Dichiarazione infedele: nessun sequestro dei beni se le somme si rivelino retrocessioni di prestiti

La Redazione
05 Maggio 2017

La Corte di Cassazione, con la sentenza n. 21268/2017, ha confermato che non è previsto il sequestro preventivo dei beni del manager qualora le somme sospette si rivelino delle retrocessioni di prestiti.

Dichiarazione infedele, niente sequestro preventivo qualora le somme sospette si rivelino delle retrocessioni di prestiti.
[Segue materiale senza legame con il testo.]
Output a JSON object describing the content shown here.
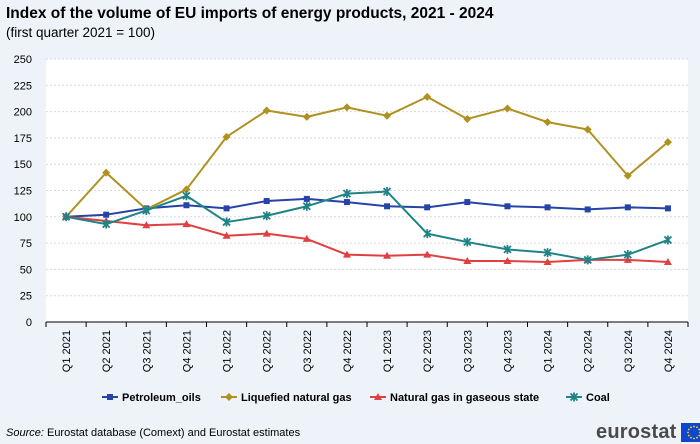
{
  "chart_data": {
    "type": "line",
    "title": "Index of the volume of EU imports of energy products, 2021 - 2024",
    "subtitle": "(first quarter 2021 = 100)",
    "categories": [
      "Q1 2021",
      "Q2 2021",
      "Q3 2021",
      "Q4 2021",
      "Q1 2022",
      "Q2 2022",
      "Q3 2022",
      "Q4 2022",
      "Q1 2023",
      "Q2 2023",
      "Q3 2023",
      "Q4 2023",
      "Q1 2024",
      "Q2 2024",
      "Q3 2024",
      "Q4 2024"
    ],
    "ylim": [
      0,
      250
    ],
    "yticks": [
      0,
      25,
      50,
      75,
      100,
      125,
      150,
      175,
      200,
      225,
      250
    ],
    "grid": true,
    "legend_position": "bottom",
    "series": [
      {
        "name": "Petroleum_oils",
        "color": "#2644a7",
        "marker": "square",
        "values": [
          100,
          102,
          108,
          111,
          108,
          115,
          117,
          114,
          110,
          109,
          114,
          110,
          109,
          107,
          109,
          108
        ]
      },
      {
        "name": "Liquefied natural gas",
        "color": "#b09120",
        "marker": "diamond",
        "values": [
          100,
          142,
          107,
          126,
          176,
          201,
          195,
          204,
          196,
          214,
          193,
          203,
          190,
          183,
          139,
          171
        ]
      },
      {
        "name": "Natural gas in gaseous state",
        "color": "#e04040",
        "marker": "triangle",
        "values": [
          100,
          96,
          92,
          93,
          82,
          84,
          79,
          64,
          63,
          64,
          58,
          58,
          57,
          59,
          59,
          57
        ]
      },
      {
        "name": "Coal",
        "color": "#208486",
        "marker": "star",
        "values": [
          100,
          93,
          106,
          120,
          95,
          101,
          110,
          122,
          124,
          84,
          76,
          69,
          66,
          59,
          64,
          78
        ]
      }
    ]
  },
  "footer": {
    "source_label": "Source:",
    "source_text": " Eurostat database (Comext) and Eurostat estimates",
    "logo_text": "eurostat",
    "flag_color": "#0e47cb",
    "star_color": "#ffd617"
  }
}
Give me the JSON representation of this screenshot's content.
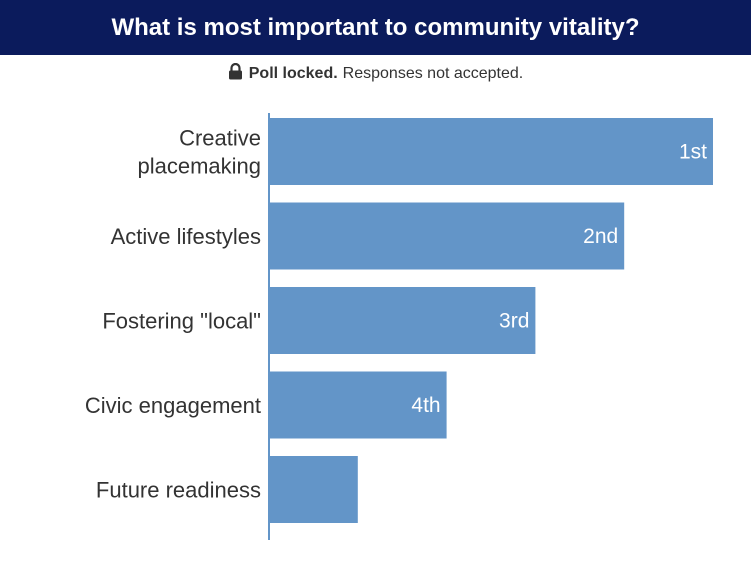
{
  "header": {
    "title": "What is most important to community vitality?"
  },
  "status": {
    "strong": "Poll locked.",
    "text": "Responses not accepted."
  },
  "colors": {
    "header_bg": "#0b1b5c",
    "bar": "#6395c8",
    "axis": "#6395c8"
  },
  "icons": {
    "lock": "lock-icon"
  },
  "chart_data": {
    "type": "bar",
    "orientation": "horizontal",
    "categories": [
      [
        "Creative",
        "placemaking"
      ],
      [
        "Active lifestyles"
      ],
      [
        "Fostering \"local\""
      ],
      [
        "Civic engagement"
      ],
      [
        "Future readiness"
      ]
    ],
    "values": [
      5,
      4,
      3,
      2,
      1
    ],
    "data_labels": [
      "1st",
      "2nd",
      "3rd",
      "4th",
      ""
    ],
    "xlim": [
      0,
      5
    ],
    "grid": false
  }
}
È l'esito della sentenza della III Sezione Penale della Cassazione, del 4 maggio 2017, n. 21268.

Dalle indagini della Guardia di Finanza era emerso che l'indagato aveva presentato delle dichiarazioni infedeli nelle quali aveva indicato elementi attivi inferiori di quelli effettivi; la GdF aveva agito dopo la segnalazione delle banche che avevano evidenziato alcune operazioni sospette; eppure, per il manager si trattava, in pratica, di «retrocessioni di prestiti senza interessi erogati in favore di operatori commerciali» stranieri.

Secondo le Entrate, il Tribunale non aveva considerato la versione del contribuente; spiegazione che, secondo quanto esposto, «troverebbe riscontro negli stessi prospetti di tali flussi riportati nella comunicazione di notizia di reato». Esaminando i flussi finanziari emergeva infatti una sostanziale uguaglianza tra entrate ed uscite: ciò avrebbe dimostrato che le somme erano restituzioni di anticipazioni. In sostanza, «il Tribunale, nonostante l'articolata illustrazione della genesi di tali flussi finanziari, la spiegazione della loro ragione, l'indicazione della corrispondenza tra le somme in entrata e quelle in uscita sui conti correnti del ricorrente, ha omesso di considerarla, limitandosi ad affermarne la scarsa plausibilità senza, tuttavia, considerare il dato costituito dalla corrispondenza dei flussi finanziari in entrata e in uscita».

La Suprema Corte ha quindi annullato la sentenza impugnata rinviandola a nuovo giudizio.